Hábitos cotidianos: masticar chicle en exceso, morderse las uñas, apoyar la mandíbula en la mano o masticar siempre del mismo lado.
Postura: la posición de la cabeza y el cuello (el famoso ‘text neck’ del móvil) influye más en la mandíbula de lo que parece.
Entender qué está alimentando tu chasquido es justo el primer paso para ponerle solución, porque sobre los hábitos sí se puede actuar.
Qué NO debes hacer si te cruje la mandíbula
Hay un par de errores muy comunes que conviene evitar. El primero: no provoques el clic una y otra vez para ‘comprobar’ si sigue ahí. Cada vez que fuerzas ese movimiento estás irritando la articulación.
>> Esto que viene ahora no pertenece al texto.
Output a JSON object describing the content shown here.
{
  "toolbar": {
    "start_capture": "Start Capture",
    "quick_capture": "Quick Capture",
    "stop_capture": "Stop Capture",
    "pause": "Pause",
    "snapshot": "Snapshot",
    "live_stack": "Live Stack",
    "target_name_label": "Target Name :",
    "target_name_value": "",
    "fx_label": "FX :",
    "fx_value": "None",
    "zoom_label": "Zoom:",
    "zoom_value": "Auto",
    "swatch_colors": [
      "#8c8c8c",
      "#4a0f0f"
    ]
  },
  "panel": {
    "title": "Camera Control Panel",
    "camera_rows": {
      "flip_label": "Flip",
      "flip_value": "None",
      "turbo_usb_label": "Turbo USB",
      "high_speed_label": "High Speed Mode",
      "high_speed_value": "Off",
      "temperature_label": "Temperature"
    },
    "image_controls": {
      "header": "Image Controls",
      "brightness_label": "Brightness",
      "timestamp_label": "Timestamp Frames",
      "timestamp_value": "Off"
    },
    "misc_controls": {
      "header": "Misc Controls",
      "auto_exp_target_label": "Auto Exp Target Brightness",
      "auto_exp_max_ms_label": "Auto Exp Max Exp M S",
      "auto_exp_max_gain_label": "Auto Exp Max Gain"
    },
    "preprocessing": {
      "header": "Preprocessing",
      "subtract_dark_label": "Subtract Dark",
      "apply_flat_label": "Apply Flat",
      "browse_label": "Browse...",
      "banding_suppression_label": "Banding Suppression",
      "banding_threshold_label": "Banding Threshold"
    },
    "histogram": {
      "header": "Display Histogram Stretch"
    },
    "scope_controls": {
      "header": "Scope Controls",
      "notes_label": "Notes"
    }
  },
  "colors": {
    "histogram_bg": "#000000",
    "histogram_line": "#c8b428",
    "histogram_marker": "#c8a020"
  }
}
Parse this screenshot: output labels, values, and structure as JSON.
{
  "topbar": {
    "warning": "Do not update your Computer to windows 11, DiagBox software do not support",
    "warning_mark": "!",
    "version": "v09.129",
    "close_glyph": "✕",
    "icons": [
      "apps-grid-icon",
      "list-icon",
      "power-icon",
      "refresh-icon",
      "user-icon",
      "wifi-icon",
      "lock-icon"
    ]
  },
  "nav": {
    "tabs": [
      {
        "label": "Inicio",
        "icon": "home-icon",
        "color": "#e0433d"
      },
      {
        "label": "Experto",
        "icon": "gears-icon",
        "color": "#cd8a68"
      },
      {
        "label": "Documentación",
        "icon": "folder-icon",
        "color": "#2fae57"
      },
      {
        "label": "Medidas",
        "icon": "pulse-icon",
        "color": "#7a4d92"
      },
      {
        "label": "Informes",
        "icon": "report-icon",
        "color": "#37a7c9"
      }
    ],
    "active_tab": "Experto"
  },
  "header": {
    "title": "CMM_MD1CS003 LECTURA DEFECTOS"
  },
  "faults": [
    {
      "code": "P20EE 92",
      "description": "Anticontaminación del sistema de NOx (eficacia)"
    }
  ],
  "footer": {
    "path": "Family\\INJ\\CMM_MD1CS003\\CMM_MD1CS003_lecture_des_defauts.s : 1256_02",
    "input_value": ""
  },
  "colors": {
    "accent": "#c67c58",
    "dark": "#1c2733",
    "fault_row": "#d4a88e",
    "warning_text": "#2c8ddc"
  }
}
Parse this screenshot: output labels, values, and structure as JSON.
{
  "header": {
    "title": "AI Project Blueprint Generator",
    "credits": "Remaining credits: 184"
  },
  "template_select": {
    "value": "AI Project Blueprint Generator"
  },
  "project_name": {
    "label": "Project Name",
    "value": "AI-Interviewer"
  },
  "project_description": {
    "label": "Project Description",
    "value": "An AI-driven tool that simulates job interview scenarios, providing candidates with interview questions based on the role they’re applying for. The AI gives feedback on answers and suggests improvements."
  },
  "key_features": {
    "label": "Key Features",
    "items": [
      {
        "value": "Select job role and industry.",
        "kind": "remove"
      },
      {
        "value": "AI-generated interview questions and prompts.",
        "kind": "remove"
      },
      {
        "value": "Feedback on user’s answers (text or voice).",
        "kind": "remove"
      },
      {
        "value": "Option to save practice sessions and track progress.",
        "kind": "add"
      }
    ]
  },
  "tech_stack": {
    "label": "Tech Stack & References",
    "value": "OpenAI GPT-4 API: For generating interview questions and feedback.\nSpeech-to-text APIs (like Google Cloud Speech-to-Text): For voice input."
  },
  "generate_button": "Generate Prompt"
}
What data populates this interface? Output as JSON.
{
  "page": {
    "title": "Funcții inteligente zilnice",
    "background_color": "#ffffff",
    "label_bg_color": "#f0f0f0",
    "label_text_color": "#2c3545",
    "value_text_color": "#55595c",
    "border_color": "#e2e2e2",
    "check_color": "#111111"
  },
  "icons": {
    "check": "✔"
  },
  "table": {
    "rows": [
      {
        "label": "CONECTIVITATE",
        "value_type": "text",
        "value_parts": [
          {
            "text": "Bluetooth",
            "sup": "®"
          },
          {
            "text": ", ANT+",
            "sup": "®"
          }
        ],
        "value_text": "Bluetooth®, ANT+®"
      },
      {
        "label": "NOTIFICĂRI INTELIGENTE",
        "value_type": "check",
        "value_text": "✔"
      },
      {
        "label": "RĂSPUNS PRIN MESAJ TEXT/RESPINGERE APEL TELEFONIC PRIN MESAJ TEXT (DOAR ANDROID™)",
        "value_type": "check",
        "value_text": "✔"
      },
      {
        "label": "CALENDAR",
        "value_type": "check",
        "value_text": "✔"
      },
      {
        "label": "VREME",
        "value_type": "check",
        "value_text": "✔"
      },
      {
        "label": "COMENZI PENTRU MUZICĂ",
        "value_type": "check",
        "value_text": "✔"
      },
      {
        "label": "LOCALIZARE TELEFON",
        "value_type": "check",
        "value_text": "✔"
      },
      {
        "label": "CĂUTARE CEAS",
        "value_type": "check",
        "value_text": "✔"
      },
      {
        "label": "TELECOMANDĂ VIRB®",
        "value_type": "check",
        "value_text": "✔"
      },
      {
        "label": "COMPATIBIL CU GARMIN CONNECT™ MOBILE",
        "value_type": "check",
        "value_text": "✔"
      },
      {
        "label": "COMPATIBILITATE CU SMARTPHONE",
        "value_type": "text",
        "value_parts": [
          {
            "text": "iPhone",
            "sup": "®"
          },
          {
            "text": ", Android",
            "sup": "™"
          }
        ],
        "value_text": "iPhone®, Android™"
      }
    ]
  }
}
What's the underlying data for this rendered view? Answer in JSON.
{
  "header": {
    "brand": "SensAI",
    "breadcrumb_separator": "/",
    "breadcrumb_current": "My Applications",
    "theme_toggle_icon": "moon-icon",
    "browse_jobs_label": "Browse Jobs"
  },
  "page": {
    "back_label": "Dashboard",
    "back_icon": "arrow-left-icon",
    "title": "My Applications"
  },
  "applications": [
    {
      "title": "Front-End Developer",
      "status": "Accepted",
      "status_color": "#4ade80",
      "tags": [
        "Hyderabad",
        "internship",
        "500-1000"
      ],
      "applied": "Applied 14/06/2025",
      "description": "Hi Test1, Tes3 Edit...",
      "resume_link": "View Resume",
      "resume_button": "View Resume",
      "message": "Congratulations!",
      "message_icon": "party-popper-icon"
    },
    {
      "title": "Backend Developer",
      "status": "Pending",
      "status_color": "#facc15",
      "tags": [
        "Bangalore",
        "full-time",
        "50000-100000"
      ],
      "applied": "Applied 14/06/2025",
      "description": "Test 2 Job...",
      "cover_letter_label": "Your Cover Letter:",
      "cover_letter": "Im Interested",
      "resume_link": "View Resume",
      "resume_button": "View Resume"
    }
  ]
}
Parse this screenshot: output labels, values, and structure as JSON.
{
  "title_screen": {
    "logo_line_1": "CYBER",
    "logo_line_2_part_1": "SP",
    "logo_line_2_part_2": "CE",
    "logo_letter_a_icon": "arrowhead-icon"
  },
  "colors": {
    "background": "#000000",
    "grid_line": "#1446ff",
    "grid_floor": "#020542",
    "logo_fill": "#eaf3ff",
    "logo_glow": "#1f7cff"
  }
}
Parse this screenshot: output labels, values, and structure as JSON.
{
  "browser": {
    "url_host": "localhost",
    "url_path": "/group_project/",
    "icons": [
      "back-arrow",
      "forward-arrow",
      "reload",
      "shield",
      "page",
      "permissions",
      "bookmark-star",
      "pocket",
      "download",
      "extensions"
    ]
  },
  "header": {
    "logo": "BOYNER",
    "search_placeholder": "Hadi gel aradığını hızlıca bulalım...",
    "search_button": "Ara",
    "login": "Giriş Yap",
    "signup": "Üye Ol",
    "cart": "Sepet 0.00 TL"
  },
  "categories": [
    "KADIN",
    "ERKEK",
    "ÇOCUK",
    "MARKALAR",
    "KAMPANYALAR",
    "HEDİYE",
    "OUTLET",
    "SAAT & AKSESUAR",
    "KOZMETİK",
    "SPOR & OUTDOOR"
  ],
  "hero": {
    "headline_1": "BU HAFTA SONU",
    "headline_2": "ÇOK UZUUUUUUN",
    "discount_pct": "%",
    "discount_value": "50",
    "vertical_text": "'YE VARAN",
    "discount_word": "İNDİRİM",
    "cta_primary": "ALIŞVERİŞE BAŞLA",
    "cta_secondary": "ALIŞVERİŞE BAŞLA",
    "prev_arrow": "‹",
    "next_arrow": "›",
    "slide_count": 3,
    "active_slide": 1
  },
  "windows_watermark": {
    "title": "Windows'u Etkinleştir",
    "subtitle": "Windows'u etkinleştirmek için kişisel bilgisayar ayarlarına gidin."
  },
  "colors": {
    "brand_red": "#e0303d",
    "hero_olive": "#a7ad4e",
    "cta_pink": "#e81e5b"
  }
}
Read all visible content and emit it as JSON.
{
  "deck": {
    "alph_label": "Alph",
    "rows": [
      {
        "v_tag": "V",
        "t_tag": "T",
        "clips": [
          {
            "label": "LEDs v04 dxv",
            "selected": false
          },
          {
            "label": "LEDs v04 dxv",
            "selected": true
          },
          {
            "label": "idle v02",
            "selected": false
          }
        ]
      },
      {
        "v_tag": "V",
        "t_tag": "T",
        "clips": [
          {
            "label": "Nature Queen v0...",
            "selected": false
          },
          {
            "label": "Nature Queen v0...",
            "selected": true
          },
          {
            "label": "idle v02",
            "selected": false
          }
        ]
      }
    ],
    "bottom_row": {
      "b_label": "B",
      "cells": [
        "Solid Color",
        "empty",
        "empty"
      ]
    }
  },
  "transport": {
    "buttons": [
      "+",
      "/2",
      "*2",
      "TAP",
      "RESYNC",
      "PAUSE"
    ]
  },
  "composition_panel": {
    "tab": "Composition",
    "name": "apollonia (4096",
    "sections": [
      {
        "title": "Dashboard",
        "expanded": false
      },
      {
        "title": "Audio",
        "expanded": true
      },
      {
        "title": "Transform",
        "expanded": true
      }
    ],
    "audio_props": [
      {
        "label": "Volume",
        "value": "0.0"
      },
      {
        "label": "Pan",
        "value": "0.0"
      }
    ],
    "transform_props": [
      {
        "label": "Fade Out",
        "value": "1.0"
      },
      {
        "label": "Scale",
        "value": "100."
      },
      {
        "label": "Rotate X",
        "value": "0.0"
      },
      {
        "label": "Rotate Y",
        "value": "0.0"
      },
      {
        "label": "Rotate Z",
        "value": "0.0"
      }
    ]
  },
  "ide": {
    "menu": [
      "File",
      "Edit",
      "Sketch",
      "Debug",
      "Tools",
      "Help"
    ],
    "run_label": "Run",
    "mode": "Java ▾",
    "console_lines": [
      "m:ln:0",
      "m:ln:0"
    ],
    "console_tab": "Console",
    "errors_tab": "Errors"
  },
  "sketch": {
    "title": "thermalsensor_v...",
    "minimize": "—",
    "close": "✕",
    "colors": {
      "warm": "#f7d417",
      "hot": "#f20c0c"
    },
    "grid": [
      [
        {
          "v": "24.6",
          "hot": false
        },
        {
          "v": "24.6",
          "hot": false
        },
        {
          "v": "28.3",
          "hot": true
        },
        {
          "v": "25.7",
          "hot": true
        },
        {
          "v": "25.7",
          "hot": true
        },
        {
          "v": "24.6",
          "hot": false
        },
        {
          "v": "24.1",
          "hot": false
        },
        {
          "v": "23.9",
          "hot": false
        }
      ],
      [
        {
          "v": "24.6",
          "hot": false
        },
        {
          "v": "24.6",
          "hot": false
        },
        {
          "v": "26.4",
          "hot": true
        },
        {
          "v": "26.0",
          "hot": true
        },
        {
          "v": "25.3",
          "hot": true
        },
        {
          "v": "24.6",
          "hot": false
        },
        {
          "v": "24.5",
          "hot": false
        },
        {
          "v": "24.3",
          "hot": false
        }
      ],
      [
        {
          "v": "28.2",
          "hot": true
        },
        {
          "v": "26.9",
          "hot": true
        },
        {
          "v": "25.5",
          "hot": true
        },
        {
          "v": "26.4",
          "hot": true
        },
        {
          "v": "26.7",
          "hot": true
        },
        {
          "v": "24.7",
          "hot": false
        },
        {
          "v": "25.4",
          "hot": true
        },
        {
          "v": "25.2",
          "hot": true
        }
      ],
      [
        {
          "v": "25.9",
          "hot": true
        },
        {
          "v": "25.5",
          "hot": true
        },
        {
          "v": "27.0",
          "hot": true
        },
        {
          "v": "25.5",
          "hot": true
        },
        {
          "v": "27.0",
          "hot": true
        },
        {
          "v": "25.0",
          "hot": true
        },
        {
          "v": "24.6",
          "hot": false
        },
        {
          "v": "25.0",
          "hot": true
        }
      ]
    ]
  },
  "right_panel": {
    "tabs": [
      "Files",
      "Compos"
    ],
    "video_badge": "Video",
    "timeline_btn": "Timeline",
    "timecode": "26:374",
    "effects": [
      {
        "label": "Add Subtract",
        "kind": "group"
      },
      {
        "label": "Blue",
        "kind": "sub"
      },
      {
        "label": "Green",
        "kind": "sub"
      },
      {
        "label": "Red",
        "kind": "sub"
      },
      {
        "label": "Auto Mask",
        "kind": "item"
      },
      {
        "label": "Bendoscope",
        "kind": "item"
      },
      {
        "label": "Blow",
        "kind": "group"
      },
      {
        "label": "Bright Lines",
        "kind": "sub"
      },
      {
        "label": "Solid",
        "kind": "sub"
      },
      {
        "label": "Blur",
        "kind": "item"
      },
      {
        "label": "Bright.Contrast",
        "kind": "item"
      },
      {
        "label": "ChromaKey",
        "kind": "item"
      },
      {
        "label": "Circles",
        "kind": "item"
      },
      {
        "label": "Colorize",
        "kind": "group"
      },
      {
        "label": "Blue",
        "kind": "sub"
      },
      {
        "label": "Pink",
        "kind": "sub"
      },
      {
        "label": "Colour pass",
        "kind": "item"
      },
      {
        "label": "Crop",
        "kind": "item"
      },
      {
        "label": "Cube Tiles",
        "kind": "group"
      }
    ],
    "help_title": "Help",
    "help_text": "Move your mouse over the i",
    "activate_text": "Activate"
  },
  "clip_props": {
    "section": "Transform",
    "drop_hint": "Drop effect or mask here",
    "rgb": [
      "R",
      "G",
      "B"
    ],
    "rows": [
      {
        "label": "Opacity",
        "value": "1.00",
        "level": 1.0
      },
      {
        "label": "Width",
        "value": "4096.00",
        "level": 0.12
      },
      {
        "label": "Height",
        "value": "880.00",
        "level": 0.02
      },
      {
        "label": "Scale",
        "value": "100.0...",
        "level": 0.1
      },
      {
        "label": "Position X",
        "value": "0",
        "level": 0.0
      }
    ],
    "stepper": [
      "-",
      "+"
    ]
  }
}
El segundo: no te obsesiones ni empieces a abrir con miedo. Tampoco te lances a ‘colocarte’ la mandíbula tú mismo ni a forzar aperturas máximas. Y, por supuesto, evita el chicle y los alimentos muy duros mientras la zona esté irritada. Dale un poco de reposo relativo, sin dejar de moverla con normalidad.
Cómo puede ayudar la fisioterapia de la ATM
La fisioterapia especializada en ATM trabaja precisamente sobre la musculatura y el movimiento de la mandíbula. A través de terapia manual (también intraoral cuando hace falta), ejercicios de control y reeducación, y trabajo sobre los hábitos y el cuello, se busca que la articulación se mueva de forma más coordinada y cómoda.
El objetivo no es ‘perseguir el ruido’ a toda costa, sino reducir el dolor, recuperar una apertura normal y evitar que el problema vaya a más. En muchos casos, cuando la musculatura se relaja y el movimiento se reeduca, los síntomas mejoran de forma notable. Si quieres que valoremos tu caso, puedes pedir una valoración de ATM en CL FISIO (clfisio.com/atm), aquí en Chamartín, Madrid.
En resumen
Que te cruja la mandíbula al abrir la boca es muy común y, por sí solo, rara vez es grave. La clave está en el contexto: si el chasquido no duele ni te limita, probablemente puedas estar tranquilo; si se acompaña de dolor, bloqueos o va a más, es momento de que un profesional valore tu mandíbula. Cuidar tus hábitos (estrés, bruxismo, postura) y, si hace falta, apoyarte en la fisioterapia, es la mejor forma de que tu ATM vuelva a funcionar sin dar la nota.
Este contenido es informativo y no sustituye una valoración profesional. Si tienes dolor o bloqueos en la mandíbula, consulta con un fisioterapeuta o profesional sanitario. Puedes ampliar información sobre los trastornos de la ATM en fuentes de salud como MedlinePlus (medlineplus.gov).